Imagine-t-on un pays démocratique où le parlement qui se déclare en « rébellion totale » (depuis janvier) , décide d’ignorer, de « méconnaître », le président démocratiquement élu, et ce, de surcroît, dans un système présidentiel de longue date ? La majorité du parlement vénézuélien, acquise largement à l’opposition de droite et d’extrême droite depuis décembre 2015 (112 députés sur 167 sièges, dont trois députés anti-chavistes, élus illégalement par l’achat de votes (attesté), a décidé de se mettre hors la loi depuis janvier 2016 ; elle veut accélérer la politique du pire et le bras de fer à quitte ou double avec le président Maduro. Elle refuse les trois élections partielles pour renouveler (en Amazone) les sièges des trois députés usurpateurs coupables « d’irrégularités démontrées ».
Bloquer le parlement afin de bloquer l’un des cinq piliers de la démocratie vénézuélienne (pouvoirs exécutif, législatif, citoyen, judiciaire et électoral) et finalement tout le pays, essentiellement ses activités économiques, relève de l’irresponsabilité totale. Au Venezuela par exemple, la « Loi sur les hydrocarbures » exige que les accords internationaux en matière pétrolière, les contrats sur les hydrocarbures, soient approuvés par le parlement. Le blocage de l’Assemblée nationale aggrave par conséquent d’autant la grave crise dans laquelle est plongé le pays, victime entre autres de l’impitoyable « guerre économique » des classes dominantes, et de déstabilisations multiples.
Jeudi 30 mars 2017, le Tribunal Suprême a décidé, comme il en a le droit lors d’un « conflit constitutionnel », d’assumer de manière « temporaire » les « compétences parlementaires », face au vide du pouvoir législatif, et « tant que l’Assemblée nationale restera hors la loi ». Nul ne peut s’en féliciter, mais le mensonge s’avère insupportable, dangereux. L’opposition a voulu jouer avec le feu, provoquer le chaos, voire la guerre civile : elle a, dans l’état actuel des choses, perdu. Elle doit revenir à la raison. Le Parlement n’est pas dissout mais « dépossédé ». Aucune liberté de base n’est supprimée, le pluralisme politique fonctionne… Ceci dit, ce type de situation ne peut satisfaire personne. A qui donc la faute ? Le président Maduro n’est ni un pantin que l’on peut humilier impunément, ni un dictateur contrairement à l’image donnée par la plupart des médias aux ordres. Le président bolivarien s’auto-défend comme il en a le droit, avec les armes à sa portée, au nom de millions « d’invisibles » que la révolution a rendu visibles. Il a un mandat populaire : défendre la révolution bolivarienne entamée, certes, mais aux nombreux acquis encore vivants.
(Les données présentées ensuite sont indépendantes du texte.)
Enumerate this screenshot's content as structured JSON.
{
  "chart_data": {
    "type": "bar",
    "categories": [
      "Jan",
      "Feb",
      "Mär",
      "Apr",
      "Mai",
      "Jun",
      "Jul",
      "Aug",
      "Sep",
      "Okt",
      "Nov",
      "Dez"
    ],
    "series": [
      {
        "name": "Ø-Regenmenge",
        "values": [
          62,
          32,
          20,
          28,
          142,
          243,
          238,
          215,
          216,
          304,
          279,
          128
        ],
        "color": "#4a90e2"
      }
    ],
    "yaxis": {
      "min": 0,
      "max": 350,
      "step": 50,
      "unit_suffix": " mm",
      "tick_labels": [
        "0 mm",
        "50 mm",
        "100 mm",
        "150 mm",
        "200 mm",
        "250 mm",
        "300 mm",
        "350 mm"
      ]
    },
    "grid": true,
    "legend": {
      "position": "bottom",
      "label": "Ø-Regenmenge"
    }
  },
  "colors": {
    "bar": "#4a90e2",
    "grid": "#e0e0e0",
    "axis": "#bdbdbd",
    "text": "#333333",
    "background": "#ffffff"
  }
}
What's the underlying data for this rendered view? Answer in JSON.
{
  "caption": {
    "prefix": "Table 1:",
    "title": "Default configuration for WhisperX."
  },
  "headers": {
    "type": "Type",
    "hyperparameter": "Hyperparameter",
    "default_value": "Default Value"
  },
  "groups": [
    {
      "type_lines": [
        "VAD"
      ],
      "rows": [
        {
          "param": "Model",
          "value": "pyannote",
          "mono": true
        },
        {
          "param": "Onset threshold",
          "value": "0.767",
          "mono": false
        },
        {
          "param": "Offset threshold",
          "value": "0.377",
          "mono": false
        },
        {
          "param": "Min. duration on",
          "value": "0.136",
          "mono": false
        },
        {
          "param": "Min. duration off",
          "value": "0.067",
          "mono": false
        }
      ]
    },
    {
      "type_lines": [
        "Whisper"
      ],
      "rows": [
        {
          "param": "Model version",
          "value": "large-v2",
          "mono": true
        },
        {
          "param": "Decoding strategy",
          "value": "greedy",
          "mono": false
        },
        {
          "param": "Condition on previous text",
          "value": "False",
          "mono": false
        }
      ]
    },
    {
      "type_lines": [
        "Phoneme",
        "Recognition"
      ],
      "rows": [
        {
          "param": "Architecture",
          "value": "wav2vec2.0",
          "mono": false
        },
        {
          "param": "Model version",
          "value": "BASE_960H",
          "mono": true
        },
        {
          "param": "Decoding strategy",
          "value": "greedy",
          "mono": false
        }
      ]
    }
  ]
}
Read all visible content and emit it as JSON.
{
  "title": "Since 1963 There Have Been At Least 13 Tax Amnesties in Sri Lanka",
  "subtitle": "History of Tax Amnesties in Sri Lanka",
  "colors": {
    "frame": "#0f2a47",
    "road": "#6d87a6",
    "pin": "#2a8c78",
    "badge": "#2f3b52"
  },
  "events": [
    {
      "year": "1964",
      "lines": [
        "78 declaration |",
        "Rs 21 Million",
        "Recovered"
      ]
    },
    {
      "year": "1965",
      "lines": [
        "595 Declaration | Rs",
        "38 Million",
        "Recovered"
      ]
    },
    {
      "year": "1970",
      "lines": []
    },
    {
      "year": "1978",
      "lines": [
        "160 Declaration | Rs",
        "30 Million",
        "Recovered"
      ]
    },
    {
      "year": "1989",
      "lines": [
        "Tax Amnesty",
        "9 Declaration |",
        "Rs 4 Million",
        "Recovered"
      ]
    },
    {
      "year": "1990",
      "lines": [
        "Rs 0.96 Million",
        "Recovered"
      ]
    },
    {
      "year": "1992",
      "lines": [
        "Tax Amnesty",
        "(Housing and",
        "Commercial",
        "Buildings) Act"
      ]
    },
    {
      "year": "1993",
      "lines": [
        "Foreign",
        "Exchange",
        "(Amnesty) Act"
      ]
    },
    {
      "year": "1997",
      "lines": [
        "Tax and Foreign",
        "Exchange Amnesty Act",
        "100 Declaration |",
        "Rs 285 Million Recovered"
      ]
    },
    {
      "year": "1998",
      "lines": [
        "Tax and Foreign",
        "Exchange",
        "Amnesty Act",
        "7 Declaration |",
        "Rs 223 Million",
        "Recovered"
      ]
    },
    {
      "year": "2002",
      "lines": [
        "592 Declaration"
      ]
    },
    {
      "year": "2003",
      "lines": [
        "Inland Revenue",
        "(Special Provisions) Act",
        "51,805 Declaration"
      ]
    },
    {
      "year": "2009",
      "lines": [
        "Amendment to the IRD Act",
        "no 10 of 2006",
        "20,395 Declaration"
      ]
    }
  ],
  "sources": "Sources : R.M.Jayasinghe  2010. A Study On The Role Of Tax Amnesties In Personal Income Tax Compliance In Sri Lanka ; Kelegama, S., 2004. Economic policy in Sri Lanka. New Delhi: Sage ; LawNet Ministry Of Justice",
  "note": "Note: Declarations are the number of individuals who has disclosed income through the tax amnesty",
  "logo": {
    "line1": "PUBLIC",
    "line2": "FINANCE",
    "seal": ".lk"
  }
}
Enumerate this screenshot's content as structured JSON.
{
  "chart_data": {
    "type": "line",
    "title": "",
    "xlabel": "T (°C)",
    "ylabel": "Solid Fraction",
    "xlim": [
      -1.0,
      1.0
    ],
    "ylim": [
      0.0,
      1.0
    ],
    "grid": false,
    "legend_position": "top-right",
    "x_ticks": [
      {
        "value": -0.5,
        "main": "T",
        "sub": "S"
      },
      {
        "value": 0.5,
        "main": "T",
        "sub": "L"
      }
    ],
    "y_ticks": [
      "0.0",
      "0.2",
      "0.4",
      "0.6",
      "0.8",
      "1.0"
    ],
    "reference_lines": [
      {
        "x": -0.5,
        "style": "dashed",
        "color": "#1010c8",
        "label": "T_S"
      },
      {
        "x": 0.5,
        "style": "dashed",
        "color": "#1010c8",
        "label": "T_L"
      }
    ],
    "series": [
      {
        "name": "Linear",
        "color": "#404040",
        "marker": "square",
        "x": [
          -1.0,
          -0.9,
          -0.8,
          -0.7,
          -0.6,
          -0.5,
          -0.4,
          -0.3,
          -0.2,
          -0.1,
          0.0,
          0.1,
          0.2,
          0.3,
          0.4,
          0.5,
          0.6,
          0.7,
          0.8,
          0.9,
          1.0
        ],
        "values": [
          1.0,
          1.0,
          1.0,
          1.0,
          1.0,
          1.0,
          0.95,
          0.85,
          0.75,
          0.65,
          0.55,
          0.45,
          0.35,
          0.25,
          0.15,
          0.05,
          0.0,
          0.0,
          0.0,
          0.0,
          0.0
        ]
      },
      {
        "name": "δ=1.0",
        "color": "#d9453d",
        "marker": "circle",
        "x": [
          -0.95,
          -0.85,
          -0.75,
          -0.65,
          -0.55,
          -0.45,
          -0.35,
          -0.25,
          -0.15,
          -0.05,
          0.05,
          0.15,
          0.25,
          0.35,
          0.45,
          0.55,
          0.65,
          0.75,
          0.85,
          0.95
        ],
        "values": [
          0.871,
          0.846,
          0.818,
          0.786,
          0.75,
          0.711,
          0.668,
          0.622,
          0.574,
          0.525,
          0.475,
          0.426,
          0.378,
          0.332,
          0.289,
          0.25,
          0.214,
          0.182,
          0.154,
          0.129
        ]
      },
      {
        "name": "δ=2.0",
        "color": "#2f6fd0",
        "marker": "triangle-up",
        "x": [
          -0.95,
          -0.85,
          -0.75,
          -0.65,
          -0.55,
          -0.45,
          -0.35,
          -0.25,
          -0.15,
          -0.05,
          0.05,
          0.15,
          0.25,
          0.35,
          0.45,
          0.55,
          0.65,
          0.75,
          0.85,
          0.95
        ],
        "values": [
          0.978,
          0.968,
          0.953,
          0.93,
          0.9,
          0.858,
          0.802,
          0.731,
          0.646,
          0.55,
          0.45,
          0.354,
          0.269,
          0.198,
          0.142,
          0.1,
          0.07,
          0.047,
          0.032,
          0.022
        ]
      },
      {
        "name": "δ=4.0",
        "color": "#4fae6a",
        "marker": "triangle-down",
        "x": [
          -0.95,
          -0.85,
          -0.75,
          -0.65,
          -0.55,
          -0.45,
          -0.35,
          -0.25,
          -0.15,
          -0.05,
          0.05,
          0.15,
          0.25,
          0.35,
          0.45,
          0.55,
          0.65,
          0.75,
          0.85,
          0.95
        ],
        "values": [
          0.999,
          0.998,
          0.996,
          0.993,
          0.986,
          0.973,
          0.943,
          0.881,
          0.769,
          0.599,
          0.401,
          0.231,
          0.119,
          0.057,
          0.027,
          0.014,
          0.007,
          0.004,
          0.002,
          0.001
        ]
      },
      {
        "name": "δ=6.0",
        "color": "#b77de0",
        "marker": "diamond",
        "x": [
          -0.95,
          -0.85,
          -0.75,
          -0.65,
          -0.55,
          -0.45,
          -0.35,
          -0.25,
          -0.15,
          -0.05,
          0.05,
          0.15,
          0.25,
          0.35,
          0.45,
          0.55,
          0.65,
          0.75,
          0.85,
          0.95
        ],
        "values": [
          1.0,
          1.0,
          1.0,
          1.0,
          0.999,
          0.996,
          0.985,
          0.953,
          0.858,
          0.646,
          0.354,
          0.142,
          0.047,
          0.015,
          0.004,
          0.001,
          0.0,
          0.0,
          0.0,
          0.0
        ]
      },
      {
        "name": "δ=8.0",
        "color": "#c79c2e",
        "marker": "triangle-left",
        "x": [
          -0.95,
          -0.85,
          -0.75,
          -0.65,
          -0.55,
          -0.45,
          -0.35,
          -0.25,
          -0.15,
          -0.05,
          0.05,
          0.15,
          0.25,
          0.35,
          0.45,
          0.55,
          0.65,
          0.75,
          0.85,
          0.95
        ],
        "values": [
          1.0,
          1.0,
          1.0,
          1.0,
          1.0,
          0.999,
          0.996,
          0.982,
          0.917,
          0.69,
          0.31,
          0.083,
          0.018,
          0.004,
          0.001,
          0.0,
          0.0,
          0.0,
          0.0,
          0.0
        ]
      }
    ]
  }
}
L’opposition a le droit de créer ainsi, dans les faits, une sorte de « coup d’Etat institutionnel », mais elle doit en assumer les conséquences, et ne saurait demander aux chavistes de rester passifs dans l’attente du « coup final ». Elle ne peut provoquer, mordre en permanence la ligne rouge, puis crier cyniquement « à l’autocratie ». Cette droite, majoritairement agressive, revancharde, haineuse, complotiste, est désormais relayée par le secrétaire général de l’Organisation des Etats Américains, jadis appelée « ministère des colonies de Washington ». Le sieur Luis Almagro tente de renouer avec le bon vieux temps où les Etats-Unis faisaient et défaisaient les gouvernements latinos ; il essaie d’isoler Caracas à l’échelle du continent. Il verse, avec les bravos de « l’empire », dans la servitude assumée…
Et ceux qui aujourd’hui hurlent au « coup d’Etat », à « la dictature », sont à peu près les mêmes qui, en 2002, se félicitaient du vrai coup d’Etat contre le président Chavez : tous les conservateurs, les nantis, les « valets » de Washington, la « gauche papa bobo », El País, Aznar, Bush, Felipe Gonzalez, Libé, Le Monde, les élites corrompues, serviles… D’autres se taisaient.
Ceux qui appellent les vénézuéliens à refuser le dialogue, à « désobéir », parce que le président aurait « abandonné sa charge » (sic !) et que de nouvelles élections devraient avoir lieu, qui mentent de façon éhontée, se préparent à jouer avec le sang d’un peuple.